Anyway, I always use method syntax. To fetch Alerts with their Matches, I use the overload of Queryable.GroupJoin that has a parameter resultSelector

// GroupJoin Alerts with AlertMatches
var alertsWithTheirScenarioIds = _clientContext.Alerts.GroupJoin(
_clientContext.AlertsMatches,
alert => alert.AlertId,         // from every Alert take the AlertId
match => match.AlertId,         // from every AlertMatch take the foreign key
                                // to the Alert that it belongs to

// parameter resultSelector: from every Alert,
// with all its zero or more AlertMatches, make one new:
(alert, matchesOfThisAlert) => new
{
    Id = alert.AlertId,
    Date = alert.AlertDate,
    Score = alert.AlertScore,

    // fetch the Ids of all matches that belong to this alert:
    ScenarioIds = matchesOfThisAlert.Select(match => match.ScenarioId).ToList(),
});

var debugResult = alertsWithTheirScenarioIds.Take(10).ToList();

Does this solve your problem?

Let's continue:

var query = from item in groupedQuery
select new AlertsDTO
{
    AlertId = item.AlertId,
    AlertDate = item.AlertDate,
    ScenarioIds = ScenarioIds
};

It seems to me that you create the same sequence as in groupedQuery, only without the Score. If you don't want to use the Score, why select it in the groupedQuery?

Anyway, if you haven't found the error yet, you can also add a debug statement here:

var debugResult2 = query.Take(10).ToList();

If this works correctly, let's move on to your next statement:

if (scenarios != null && scenarios.Length > 0)
{
    ...
}

Apparently scenarios is an array of something.

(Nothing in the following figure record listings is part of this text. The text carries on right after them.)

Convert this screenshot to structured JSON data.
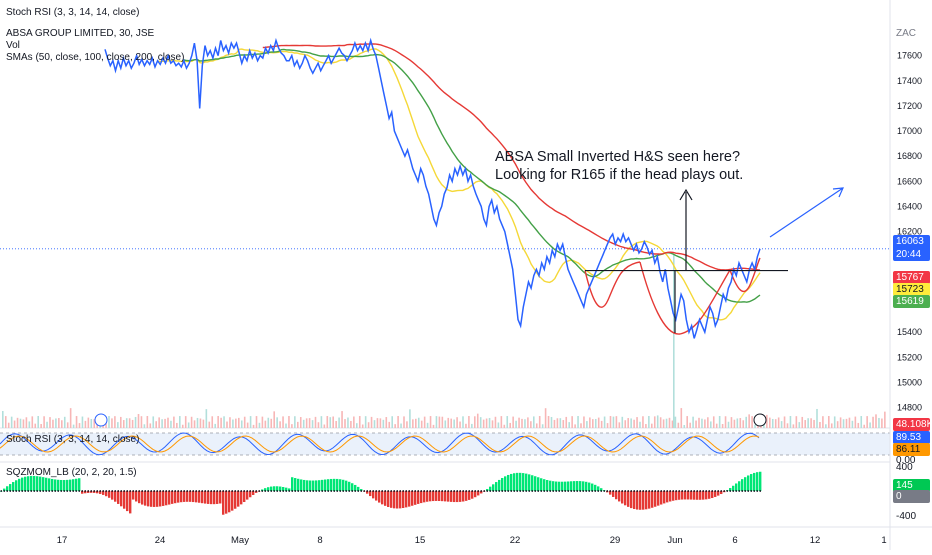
{
  "chart_data": {
    "type": "line",
    "top_indicator_label": "Stoch RSI (3, 3, 14, 14, close)",
    "legend": {
      "symbol": "ABSA GROUP LIMITED, 30, JSE",
      "vol": "Vol",
      "smas": "SMAs (50, close, 100, close, 200, close)"
    },
    "currency": "ZAC",
    "annotation_lines": [
      "ABSA Small Inverted H&S seen here?",
      "Looking for R165 if the head plays out."
    ],
    "price_axis": {
      "range": [
        14860,
        17780
      ],
      "ticks": [
        "17600",
        "17400",
        "17200",
        "17000",
        "16800",
        "16600",
        "16400",
        "16200",
        "15400",
        "15200",
        "15000",
        "14800"
      ]
    },
    "price_tags": [
      {
        "label": "16063",
        "sub": "20:44",
        "value": 16063,
        "color": "#2962ff"
      },
      {
        "label": "15767",
        "value": 15767,
        "color": "#f23645"
      },
      {
        "label": "15723",
        "value": 15723,
        "color": "#ffeb3b",
        "text_color": "#131722"
      },
      {
        "label": "15619",
        "value": 15619,
        "color": "#4caf50"
      }
    ],
    "volume_tag": {
      "label": "48.108K",
      "color": "#f23645"
    },
    "x_ticks": [
      "17",
      "24",
      "May",
      "8",
      "15",
      "22",
      "29",
      "Jun",
      "6",
      "12",
      "1"
    ],
    "price_series": {
      "name": "ABSA GROUP LIMITED",
      "points": [
        [
          0,
          17650
        ],
        [
          1,
          17580
        ],
        [
          2,
          17520
        ],
        [
          3,
          17560
        ],
        [
          4,
          17480
        ],
        [
          5,
          17560
        ],
        [
          6,
          17500
        ],
        [
          7,
          17580
        ],
        [
          8,
          17520
        ],
        [
          9,
          17560
        ],
        [
          10,
          17500
        ],
        [
          11,
          17540
        ],
        [
          12,
          17600
        ],
        [
          13,
          17530
        ],
        [
          14,
          17570
        ],
        [
          15,
          17520
        ],
        [
          16,
          17560
        ],
        [
          17,
          17530
        ],
        [
          18,
          17580
        ],
        [
          19,
          17510
        ],
        [
          20,
          17560
        ],
        [
          21,
          17530
        ],
        [
          22,
          17580
        ],
        [
          23,
          17540
        ],
        [
          24,
          17600
        ],
        [
          25,
          17540
        ],
        [
          26,
          17560
        ],
        [
          27,
          17520
        ],
        [
          28,
          17540
        ],
        [
          29,
          17510
        ],
        [
          30,
          17560
        ],
        [
          31,
          17500
        ],
        [
          32,
          17540
        ],
        [
          33,
          17600
        ],
        [
          34,
          17700
        ],
        [
          35,
          17560
        ],
        [
          36,
          17180
        ],
        [
          37,
          17520
        ],
        [
          38,
          17680
        ],
        [
          39,
          17600
        ],
        [
          40,
          17640
        ],
        [
          41,
          17580
        ],
        [
          42,
          17660
        ],
        [
          43,
          17600
        ],
        [
          44,
          17720
        ],
        [
          45,
          17640
        ],
        [
          46,
          17680
        ],
        [
          47,
          17620
        ],
        [
          48,
          17700
        ],
        [
          49,
          17660
        ],
        [
          50,
          17700
        ],
        [
          51,
          17620
        ],
        [
          52,
          17540
        ],
        [
          53,
          17600
        ],
        [
          54,
          17560
        ],
        [
          55,
          17640
        ],
        [
          56,
          17580
        ],
        [
          57,
          17620
        ],
        [
          58,
          17560
        ],
        [
          59,
          17600
        ],
        [
          60,
          17580
        ],
        [
          61,
          17660
        ],
        [
          62,
          17620
        ],
        [
          63,
          17680
        ],
        [
          64,
          17640
        ],
        [
          65,
          17720
        ],
        [
          66,
          17660
        ],
        [
          67,
          17620
        ],
        [
          68,
          17600
        ],
        [
          69,
          17560
        ],
        [
          70,
          17560
        ],
        [
          71,
          17600
        ],
        [
          72,
          17520
        ],
        [
          73,
          17560
        ],
        [
          74,
          17500
        ],
        [
          75,
          17540
        ],
        [
          76,
          17600
        ],
        [
          77,
          17560
        ],
        [
          78,
          17500
        ],
        [
          79,
          17460
        ],
        [
          80,
          17500
        ],
        [
          81,
          17540
        ],
        [
          82,
          17480
        ],
        [
          83,
          17520
        ],
        [
          84,
          17560
        ],
        [
          85,
          17600
        ],
        [
          86,
          17540
        ],
        [
          87,
          17580
        ],
        [
          88,
          17620
        ],
        [
          89,
          17660
        ],
        [
          90,
          17620
        ],
        [
          91,
          17600
        ],
        [
          92,
          17560
        ],
        [
          93,
          17600
        ],
        [
          94,
          17640
        ],
        [
          95,
          17700
        ],
        [
          96,
          17640
        ],
        [
          97,
          17680
        ],
        [
          98,
          17640
        ],
        [
          99,
          17700
        ],
        [
          100,
          17640
        ],
        [
          101,
          17720
        ],
        [
          102,
          17650
        ],
        [
          103,
          17600
        ],
        [
          104,
          17500
        ],
        [
          105,
          17400
        ],
        [
          106,
          17300
        ],
        [
          107,
          17200
        ],
        [
          108,
          17100
        ],
        [
          109,
          17150
        ],
        [
          110,
          17000
        ],
        [
          111,
          16950
        ],
        [
          112,
          16900
        ],
        [
          113,
          16850
        ],
        [
          114,
          16800
        ],
        [
          115,
          16850
        ],
        [
          116,
          16780
        ],
        [
          117,
          16700
        ],
        [
          118,
          16650
        ],
        [
          119,
          16600
        ],
        [
          120,
          16700
        ],
        [
          121,
          16650
        ],
        [
          122,
          16560
        ],
        [
          123,
          16500
        ],
        [
          124,
          16400
        ],
        [
          125,
          16300
        ],
        [
          126,
          16250
        ],
        [
          127,
          16350
        ],
        [
          128,
          16400
        ],
        [
          129,
          16500
        ],
        [
          130,
          16550
        ],
        [
          131,
          16650
        ],
        [
          132,
          16600
        ],
        [
          133,
          16700
        ],
        [
          134,
          16650
        ],
        [
          135,
          16720
        ],
        [
          136,
          16650
        ],
        [
          137,
          16700
        ],
        [
          138,
          16600
        ],
        [
          139,
          16650
        ],
        [
          140,
          16560
        ],
        [
          141,
          16500
        ],
        [
          142,
          16450
        ],
        [
          143,
          16400
        ],
        [
          144,
          16300
        ],
        [
          145,
          16250
        ],
        [
          146,
          16400
        ],
        [
          147,
          16450
        ],
        [
          148,
          16350
        ],
        [
          149,
          16400
        ],
        [
          150,
          16300
        ],
        [
          151,
          16250
        ],
        [
          152,
          16200
        ],
        [
          153,
          16100
        ],
        [
          154,
          16000
        ],
        [
          155,
          15900
        ],
        [
          156,
          15700
        ],
        [
          157,
          15500
        ],
        [
          158,
          15450
        ],
        [
          159,
          15600
        ],
        [
          160,
          15700
        ],
        [
          161,
          15800
        ],
        [
          162,
          15750
        ],
        [
          163,
          15850
        ],
        [
          164,
          15900
        ],
        [
          165,
          15850
        ],
        [
          166,
          15950
        ],
        [
          167,
          15900
        ],
        [
          168,
          16000
        ],
        [
          169,
          15950
        ],
        [
          170,
          16050
        ],
        [
          171,
          16000
        ],
        [
          172,
          16100
        ],
        [
          173,
          16050
        ],
        [
          174,
          16100
        ],
        [
          175,
          16000
        ],
        [
          176,
          15900
        ],
        [
          177,
          15850
        ],
        [
          178,
          15800
        ],
        [
          179,
          15750
        ],
        [
          180,
          15700
        ],
        [
          181,
          15650
        ],
        [
          182,
          15600
        ],
        [
          183,
          15700
        ],
        [
          184,
          15750
        ],
        [
          185,
          15800
        ],
        [
          186,
          15850
        ],
        [
          187,
          15900
        ],
        [
          188,
          15950
        ],
        [
          189,
          16000
        ],
        [
          190,
          16050
        ],
        [
          191,
          16100
        ],
        [
          192,
          16150
        ],
        [
          193,
          16180
        ],
        [
          194,
          16100
        ],
        [
          195,
          16150
        ],
        [
          196,
          16120
        ],
        [
          197,
          16180
        ],
        [
          198,
          16120
        ],
        [
          199,
          16150
        ],
        [
          200,
          16100
        ],
        [
          201,
          16050
        ],
        [
          202,
          16100
        ],
        [
          203,
          16030
        ],
        [
          204,
          16060
        ],
        [
          205,
          16120
        ],
        [
          206,
          16080
        ],
        [
          207,
          16020
        ],
        [
          208,
          16050
        ],
        [
          209,
          15950
        ],
        [
          210,
          16000
        ],
        [
          211,
          15880
        ],
        [
          212,
          15800
        ],
        [
          213,
          15900
        ],
        [
          214,
          15750
        ],
        [
          215,
          15650
        ],
        [
          216,
          15550
        ],
        [
          217,
          15500
        ],
        [
          218,
          15600
        ],
        [
          219,
          15700
        ],
        [
          220,
          15650
        ],
        [
          221,
          15500
        ],
        [
          222,
          15400
        ],
        [
          223,
          15450
        ],
        [
          224,
          15350
        ],
        [
          225,
          15420
        ],
        [
          226,
          15500
        ],
        [
          227,
          15450
        ],
        [
          228,
          15400
        ],
        [
          229,
          15500
        ],
        [
          230,
          15600
        ],
        [
          231,
          15550
        ],
        [
          232,
          15450
        ],
        [
          233,
          15500
        ],
        [
          234,
          15600
        ],
        [
          235,
          15700
        ],
        [
          236,
          15650
        ],
        [
          237,
          15750
        ],
        [
          238,
          15800
        ],
        [
          239,
          15900
        ],
        [
          240,
          15850
        ],
        [
          241,
          15950
        ],
        [
          242,
          15900
        ],
        [
          243,
          15850
        ],
        [
          244,
          15800
        ],
        [
          245,
          15900
        ],
        [
          246,
          15950
        ],
        [
          247,
          15900
        ],
        [
          248,
          16000
        ],
        [
          249,
          16063
        ]
      ]
    },
    "sma_series": [
      {
        "name": "SMA 50",
        "color": "#f5d838"
      },
      {
        "name": "SMA 100",
        "color": "#43a047"
      },
      {
        "name": "SMA 200",
        "color": "#e53935"
      }
    ],
    "stoch_panel": {
      "label": "Stoch RSI (3, 3, 14, 14, close)",
      "tags": [
        {
          "label": "89.53",
          "color": "#2962ff"
        },
        {
          "label": "86.11",
          "color": "#ff9800",
          "text_color": "#131722"
        }
      ],
      "axis_label": "0.00"
    },
    "sqzmom_panel": {
      "label": "SQZMOM_LB (20, 2, 20, 1.5)",
      "axis_ticks": [
        "400",
        "-400"
      ],
      "tags": [
        {
          "label": "145",
          "color": "#00c853"
        },
        {
          "label": "0",
          "color": "#787b86"
        }
      ]
    }
  }
}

if (scenarios != null && scenarios.Length > 0)
{
    // keep only those Alerts that have at least one ScenarioId equal to 2
    query = alertsWithTheirScenarioIds
        .Where(alert => alert.ScenarioIds.Any(scenarioId => scenarioId == 2));

    // You know the drill by now. What happens if you add the debug statement:
    var debugResult3 = query.Take(10).ToList();

    // in your code you don't use the previous query, you immediately change it:
    // keep only those alerts that only have ScenarioIds equal to 2
    query = alertsWithTheirScenarioIds
        .Where(alert => alert.ScenarioIds.All(scenarioId => scenarioId == 2));

    var debugResult4 = query.Take(10).ToList();
}

If changing the code into method Syntax didn't help, I think that adding the debug statement helps you finding where exactly the error occurs.